2010 Sep;12(3):177-181.
Usefulness of Bedside Sonographic Monitoring of Critical Neurosurgical Patients
- Affiliations
-
- 1Department of Neurosurgery, Seoul National University Hospital, Seoul, Korea.
- 2Department of Neurosurgery, Seoul National University Bundang Hospital, Seongnam, Korea. shimns@duih.org
Abstract
OBJECTIVE
Sonography is a noninvasive and safe bedside imaging modality that provides rapid and repeatable real-time radiological evaluations without a radiation hazard. However, sonography has not gained widespread acceptance as a diagnostic tool in adult brain disease because of limited imaging resolution through the bony window. We investigated the diagnostic potential and clinical usefulness of bedside brain sonography through surgical bone defects in neurosurgical patients.
METHODS
We evaluated twelve patients, each of whom had undergone a decompressive craniectomy, via bedside sonography, and performed comparison CT or MRI for all patients.
RESULTS
We obtained reliable information regarding anatomical structure displacement, ventricle systems, intracranial fluid collection, presence and distribution of cerebral infarctions, and hemorrhages.
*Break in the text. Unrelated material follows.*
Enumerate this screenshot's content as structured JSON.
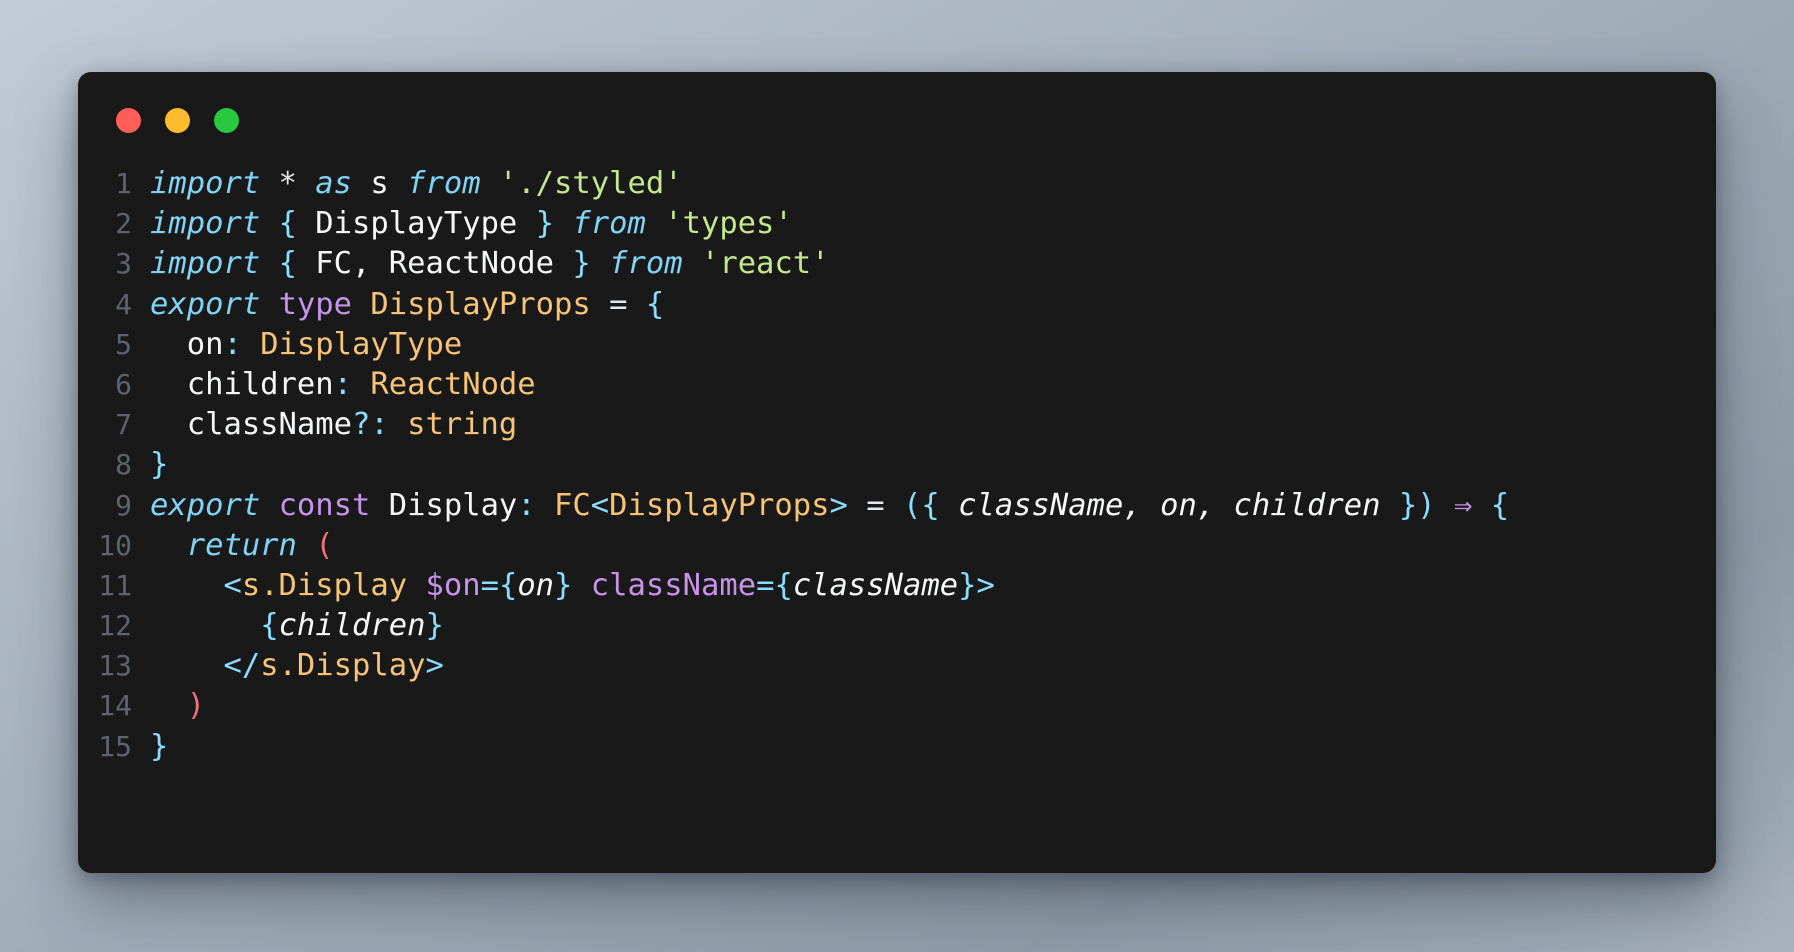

We performed several interventional trials under sonography guidance, including aspiration of entrapped fluid collection and insertion of an external ventricular drainage catheter into a collapsed and displaced ventricle cavity.
CONCLUSION
Bedside sonography through surgically created bone defects is a non-invasive method that physicians can repeat as required with no radiation hazard, and it is of particular value in emergent and critical situations when conventional neuroimages are unobtainable. Bedside sonography can be a first-line monitoring tool, in lieu of CT, for critically ill patients with surgical cranial defects.